Percutaneous coronary interventions (PCI) are among the most frequently performed medical procedures. Like any invasive procedure, PCI carries a risk of periprocedural complications. Advances in non-invasive coronary artery imaging techniques offer hope for minimizing the risks associated with coronary angiography. However, complications such as dissections, vessel perforations, and access site-related issues remain inherent risks of the procedure [1, 2].
We present a case of iatrogenic dissection leading to occlusion of the left coronary artery (LCA) following diagnostic catheterization, successfully treated using the ping-pong technique, which is typically employed in the management of coronary artery perforations.

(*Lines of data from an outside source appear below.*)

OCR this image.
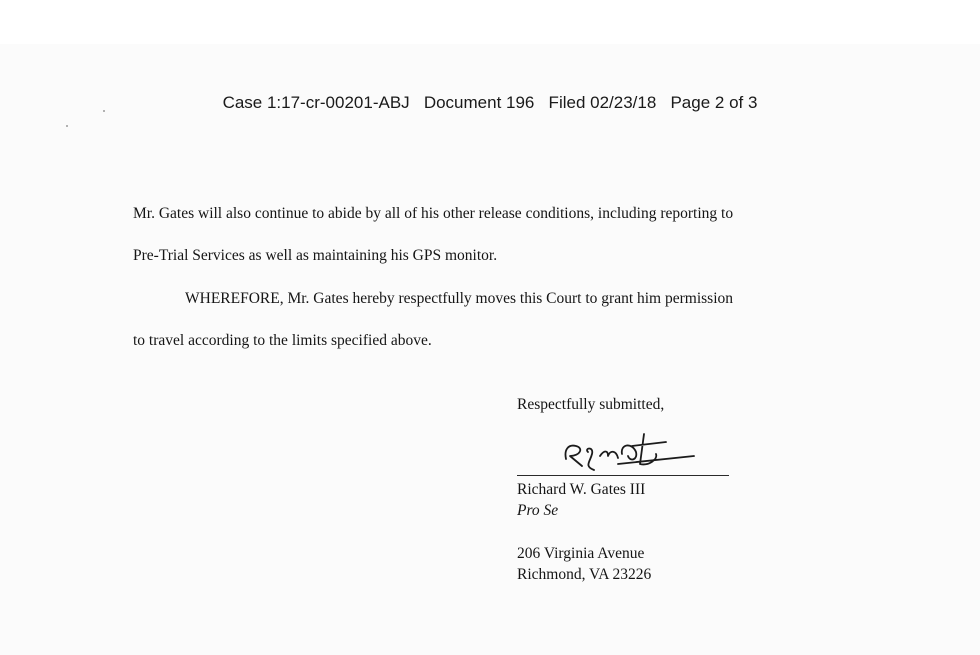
Case 1:17-cr-00201-ABJ   Document 196   Filed 02/23/18   Page 2 of 3
Mr. Gates will also continue to abide by all of his other release conditions, including reporting to
Pre-Trial Services as well as maintaining his GPS monitor.
WHEREFORE, Mr. Gates hereby respectfully moves this Court to grant him permission
to travel according to the limits specified above.
Respectfully submitted,
Richard W. Gates III
Pro Se
206 Virginia Avenue
Richmond, VA 23226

An 82-year-old female patient with a history of hypertension and type 2 diabetes was admitted to the cardiology department due to resting chest pain. Laboratory tests showed elevated troponin levels. Due to persistent symptoms, invasive coronary angiography was performed via the right radial artery. The angiogram of the right coronary artery showed no significant stenosis. After switching to a left catheter (Boston Impulse JL 4.0, 6F, inner diameter 0.056ʺ), angiography revealed a critical stenosis of the left anterior descending (LAD) artery. In a subsequent projection, complete occlusion of the LAD with dissection of the left main coronary artery (LMCA) was observed. The patient experienced chest pain and developed cardiogenic shock, leading to the diagnosis of iatrogenic LCA dissection (Figure 1).
Figure 1
A – Dissection of the LM and LAD with LAD occlusion, RAO 18°; cranial 27,1°; time: 10:01 AM. B – Guidewire passage into the true lumen of the LAD, RAO 13.2°; cranial 4.8°; time: 10:17 AM. C – Status after stenting of the LAD with visible flow in the vessel, RAO 18.3°; cranial 27.4°; time: 10:23 AM. D – Guiding catheter and diagnostic catheter in the LM ostium, RAO 22.2°; cranial 17.2°; time: 10:33 AM. E – Removal of the diagnostic catheter, LAO 12.5°; caudal 23.4°; time: 10:35 AM. F – Final effect, LAO 6.9°; caudal 16.1°; time: 11:05 AM

Management included vasopressor infusion. A polymer-jacketed guidewire (Fielder XT-A) was advanced through the diagnostic catheter. The side branch was secured with a second guidewire (Sion Blue). After successfully crossing into the true lumen, a drug-eluting stent (DES Biotronik Orsiro 3.0/35 mm) was implanted in the LAD. Post-stenting contrast injection confirmed restored flow in the LAD but persistent LMCA dissection. Due to the inability to advance a larger stent through the diagnostic catheter and to minimize procedural risks, the right femoral artery was punctured, and a guiding catheter (JL 4.0, 7F) was introduced into the LM ostium using the ping-pong technique. Following the path of the existing guidewires, two polymer-jacketed guidewires were placed into the LAD and the left circumflex artery (LCX). The diagnostic catheter and guidewires were then removed. With optimal access achieved, PCI of the LM and LAD was performed, and another drug-eluting stent (DES 3.5/28 mm) was implanted. The procedure was optimized using intravascular ultrasound (IVUS), confirming adequate stent apposition. The intervention was successfully completed with TIMI 3 flow.
The following day, PCI of the mid-LAD was performed with DES implantation. The patient remained stable during the subsequent days and was discharged on postoperative day 7 in good general condition.
The ping-pong technique played a crucial role in managing iatrogenic LMCA dissection, enabling rapid and safe intervention when standard single-access PCI was insufficient. A second femoral access and guiding catheter stabilized vascular access, improved maneuverability, and ensured optimal stent deployment. This novel use of the ping-pong technique – typically for coronary perforation – minimized procedural risk and prevented emergent surgery. IVUS optimization further enhanced stent apposition and safety. This case underscores the value of adapting interventional techniques to complex scenarios, improving PCI outcomes and patient safety [3–5].